With my Red camera I set a project base rate, say 23.98 or 29.976 fps, and then import (say) 60fps footage, which just falls in and gives me slow-mo on the 24fps timeline. Since there doesn't seem to be a base rate with the Skydio, guess I have to set it in the Premiere timeline. Yes...shooting 60fps full-time just makes sense if there's no sync. Working with that now. Thank you.
 
I set the project settings to the same frame rate as I shot the video in which for me is always 60fps then I reduce the speed of the individual clips that I want slow motion. I've never tried it the way you describe with my current editing program but when I've done that (shot at 60, compiled @ 30) with the other editing programs it still played back at a normal speed. I assumed they all did that; adjust the video during compilation to play back at normal speed. I suspect the program was dropping about every other frame to accomplish that.

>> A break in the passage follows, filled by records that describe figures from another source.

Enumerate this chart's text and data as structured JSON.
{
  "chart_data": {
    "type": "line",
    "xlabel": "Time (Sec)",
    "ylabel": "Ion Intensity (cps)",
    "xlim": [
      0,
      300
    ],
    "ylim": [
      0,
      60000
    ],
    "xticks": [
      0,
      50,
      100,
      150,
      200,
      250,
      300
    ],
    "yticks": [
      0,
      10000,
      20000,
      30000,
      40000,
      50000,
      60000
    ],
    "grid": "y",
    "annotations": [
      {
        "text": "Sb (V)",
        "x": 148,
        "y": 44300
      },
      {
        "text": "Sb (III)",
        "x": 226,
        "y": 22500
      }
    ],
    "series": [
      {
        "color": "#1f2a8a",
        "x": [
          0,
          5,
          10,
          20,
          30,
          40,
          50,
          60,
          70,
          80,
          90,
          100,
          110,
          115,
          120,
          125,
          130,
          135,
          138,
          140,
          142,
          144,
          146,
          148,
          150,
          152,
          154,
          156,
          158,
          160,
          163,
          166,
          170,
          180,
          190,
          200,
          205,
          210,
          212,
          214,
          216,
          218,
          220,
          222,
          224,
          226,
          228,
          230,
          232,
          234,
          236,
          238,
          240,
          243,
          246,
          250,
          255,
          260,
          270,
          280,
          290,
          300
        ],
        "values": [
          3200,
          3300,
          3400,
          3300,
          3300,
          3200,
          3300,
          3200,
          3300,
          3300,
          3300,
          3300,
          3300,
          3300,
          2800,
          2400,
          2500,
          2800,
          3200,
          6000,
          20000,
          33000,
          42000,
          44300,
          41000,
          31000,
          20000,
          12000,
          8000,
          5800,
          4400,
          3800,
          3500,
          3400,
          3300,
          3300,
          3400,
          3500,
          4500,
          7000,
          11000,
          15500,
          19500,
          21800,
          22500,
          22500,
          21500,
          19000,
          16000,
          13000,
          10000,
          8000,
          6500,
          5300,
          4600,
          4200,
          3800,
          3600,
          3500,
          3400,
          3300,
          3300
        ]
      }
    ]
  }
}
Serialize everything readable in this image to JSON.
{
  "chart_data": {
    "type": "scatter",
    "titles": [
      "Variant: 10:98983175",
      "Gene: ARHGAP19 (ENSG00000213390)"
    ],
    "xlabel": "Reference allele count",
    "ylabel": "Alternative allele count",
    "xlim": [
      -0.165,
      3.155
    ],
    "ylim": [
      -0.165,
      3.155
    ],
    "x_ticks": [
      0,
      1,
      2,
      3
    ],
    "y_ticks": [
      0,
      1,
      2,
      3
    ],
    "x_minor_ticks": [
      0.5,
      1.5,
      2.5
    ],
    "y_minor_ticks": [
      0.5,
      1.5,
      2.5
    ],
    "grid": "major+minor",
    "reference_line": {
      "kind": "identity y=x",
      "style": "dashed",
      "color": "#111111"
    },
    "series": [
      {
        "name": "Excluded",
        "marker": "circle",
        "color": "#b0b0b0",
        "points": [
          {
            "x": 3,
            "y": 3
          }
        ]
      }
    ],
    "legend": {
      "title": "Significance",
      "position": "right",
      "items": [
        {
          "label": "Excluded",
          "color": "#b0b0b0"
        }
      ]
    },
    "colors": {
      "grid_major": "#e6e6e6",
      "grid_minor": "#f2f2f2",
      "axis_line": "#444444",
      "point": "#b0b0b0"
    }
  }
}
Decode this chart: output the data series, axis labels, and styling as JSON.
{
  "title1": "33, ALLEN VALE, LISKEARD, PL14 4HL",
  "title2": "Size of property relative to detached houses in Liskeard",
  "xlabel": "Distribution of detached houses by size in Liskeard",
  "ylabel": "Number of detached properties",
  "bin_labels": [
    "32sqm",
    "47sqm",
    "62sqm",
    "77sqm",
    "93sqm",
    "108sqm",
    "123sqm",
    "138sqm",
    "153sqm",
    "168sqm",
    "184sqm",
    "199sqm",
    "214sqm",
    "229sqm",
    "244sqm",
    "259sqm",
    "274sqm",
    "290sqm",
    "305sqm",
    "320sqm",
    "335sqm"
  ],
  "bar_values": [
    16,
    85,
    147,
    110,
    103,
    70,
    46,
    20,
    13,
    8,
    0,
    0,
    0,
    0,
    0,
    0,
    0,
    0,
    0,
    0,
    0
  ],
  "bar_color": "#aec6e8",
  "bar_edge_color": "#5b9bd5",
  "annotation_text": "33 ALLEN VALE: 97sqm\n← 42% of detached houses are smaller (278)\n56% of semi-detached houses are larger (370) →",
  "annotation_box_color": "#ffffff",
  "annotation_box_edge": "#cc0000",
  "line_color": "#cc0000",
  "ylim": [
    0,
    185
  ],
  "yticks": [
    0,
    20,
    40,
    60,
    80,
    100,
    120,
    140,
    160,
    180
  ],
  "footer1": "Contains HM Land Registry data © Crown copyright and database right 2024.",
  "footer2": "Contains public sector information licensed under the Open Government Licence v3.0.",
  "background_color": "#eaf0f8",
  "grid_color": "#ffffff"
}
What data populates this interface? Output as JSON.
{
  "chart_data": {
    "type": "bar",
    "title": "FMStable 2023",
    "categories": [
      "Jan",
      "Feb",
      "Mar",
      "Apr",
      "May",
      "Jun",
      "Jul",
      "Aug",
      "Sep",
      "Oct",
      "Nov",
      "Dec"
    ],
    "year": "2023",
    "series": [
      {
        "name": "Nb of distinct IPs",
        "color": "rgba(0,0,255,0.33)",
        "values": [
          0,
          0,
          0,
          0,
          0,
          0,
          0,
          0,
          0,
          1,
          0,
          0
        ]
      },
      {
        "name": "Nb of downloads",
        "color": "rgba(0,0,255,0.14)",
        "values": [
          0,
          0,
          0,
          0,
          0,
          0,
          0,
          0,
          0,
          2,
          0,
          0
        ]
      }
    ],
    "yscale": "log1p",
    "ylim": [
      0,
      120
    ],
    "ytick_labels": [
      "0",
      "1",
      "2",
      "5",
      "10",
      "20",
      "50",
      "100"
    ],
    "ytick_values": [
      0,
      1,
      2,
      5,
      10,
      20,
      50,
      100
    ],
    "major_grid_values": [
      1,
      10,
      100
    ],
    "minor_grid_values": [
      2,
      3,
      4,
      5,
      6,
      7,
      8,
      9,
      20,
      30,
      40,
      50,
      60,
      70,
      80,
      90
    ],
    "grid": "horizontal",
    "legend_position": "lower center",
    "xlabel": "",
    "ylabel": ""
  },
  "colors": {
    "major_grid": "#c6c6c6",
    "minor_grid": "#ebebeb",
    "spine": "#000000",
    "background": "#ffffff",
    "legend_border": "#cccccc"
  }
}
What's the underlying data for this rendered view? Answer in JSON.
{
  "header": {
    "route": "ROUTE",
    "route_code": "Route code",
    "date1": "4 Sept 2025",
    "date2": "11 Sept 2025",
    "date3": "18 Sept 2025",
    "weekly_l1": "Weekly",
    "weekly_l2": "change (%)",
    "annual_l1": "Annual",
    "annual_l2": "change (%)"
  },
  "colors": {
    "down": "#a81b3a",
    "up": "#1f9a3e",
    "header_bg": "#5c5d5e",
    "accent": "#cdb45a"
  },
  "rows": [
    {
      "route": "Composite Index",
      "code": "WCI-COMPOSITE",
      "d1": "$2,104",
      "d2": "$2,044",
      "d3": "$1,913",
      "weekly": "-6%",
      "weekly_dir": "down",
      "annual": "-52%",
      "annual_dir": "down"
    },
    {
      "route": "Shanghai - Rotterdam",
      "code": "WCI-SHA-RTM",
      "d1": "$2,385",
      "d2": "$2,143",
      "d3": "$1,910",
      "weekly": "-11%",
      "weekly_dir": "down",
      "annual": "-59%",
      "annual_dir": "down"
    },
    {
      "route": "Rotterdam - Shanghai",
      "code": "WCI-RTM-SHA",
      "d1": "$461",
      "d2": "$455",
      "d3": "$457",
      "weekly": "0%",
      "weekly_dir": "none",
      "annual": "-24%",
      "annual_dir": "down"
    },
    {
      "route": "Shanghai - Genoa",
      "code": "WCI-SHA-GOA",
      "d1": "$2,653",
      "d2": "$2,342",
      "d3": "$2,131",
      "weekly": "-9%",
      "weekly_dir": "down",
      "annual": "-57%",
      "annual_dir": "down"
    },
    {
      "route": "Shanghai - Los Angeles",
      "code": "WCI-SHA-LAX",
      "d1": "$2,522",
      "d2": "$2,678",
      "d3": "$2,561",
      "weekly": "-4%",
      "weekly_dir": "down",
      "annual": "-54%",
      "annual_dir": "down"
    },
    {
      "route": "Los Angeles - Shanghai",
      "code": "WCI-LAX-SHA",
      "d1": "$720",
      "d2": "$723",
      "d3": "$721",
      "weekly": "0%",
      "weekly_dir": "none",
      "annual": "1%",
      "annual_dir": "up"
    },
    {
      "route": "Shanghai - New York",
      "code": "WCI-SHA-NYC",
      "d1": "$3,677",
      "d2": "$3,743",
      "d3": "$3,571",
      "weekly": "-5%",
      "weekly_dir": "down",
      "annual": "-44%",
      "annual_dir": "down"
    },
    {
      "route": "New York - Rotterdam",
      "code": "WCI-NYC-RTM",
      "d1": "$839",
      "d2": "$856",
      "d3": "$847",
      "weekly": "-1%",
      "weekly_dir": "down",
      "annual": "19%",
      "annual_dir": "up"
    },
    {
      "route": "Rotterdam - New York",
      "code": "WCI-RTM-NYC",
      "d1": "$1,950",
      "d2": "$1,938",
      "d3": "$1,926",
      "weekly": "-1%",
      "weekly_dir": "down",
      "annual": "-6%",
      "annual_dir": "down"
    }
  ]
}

All else being the same it sounds like Premier looks at the SD video differently then the video from the red camera.
 
there are so many videos on the Internet to describe what to do.

here is a good one:

the basic gist is if you want slow motion, you have your timeline at a slower framerate than your footage. you don't want to use the rate stretching or speed/duration features because you are decimating frames. it will work and it will look decent, but it won't be the buttery smooth slow motion. instead, you want to use the interpret footage option and choose the "assume framerate" option and set all your clips to your timeline.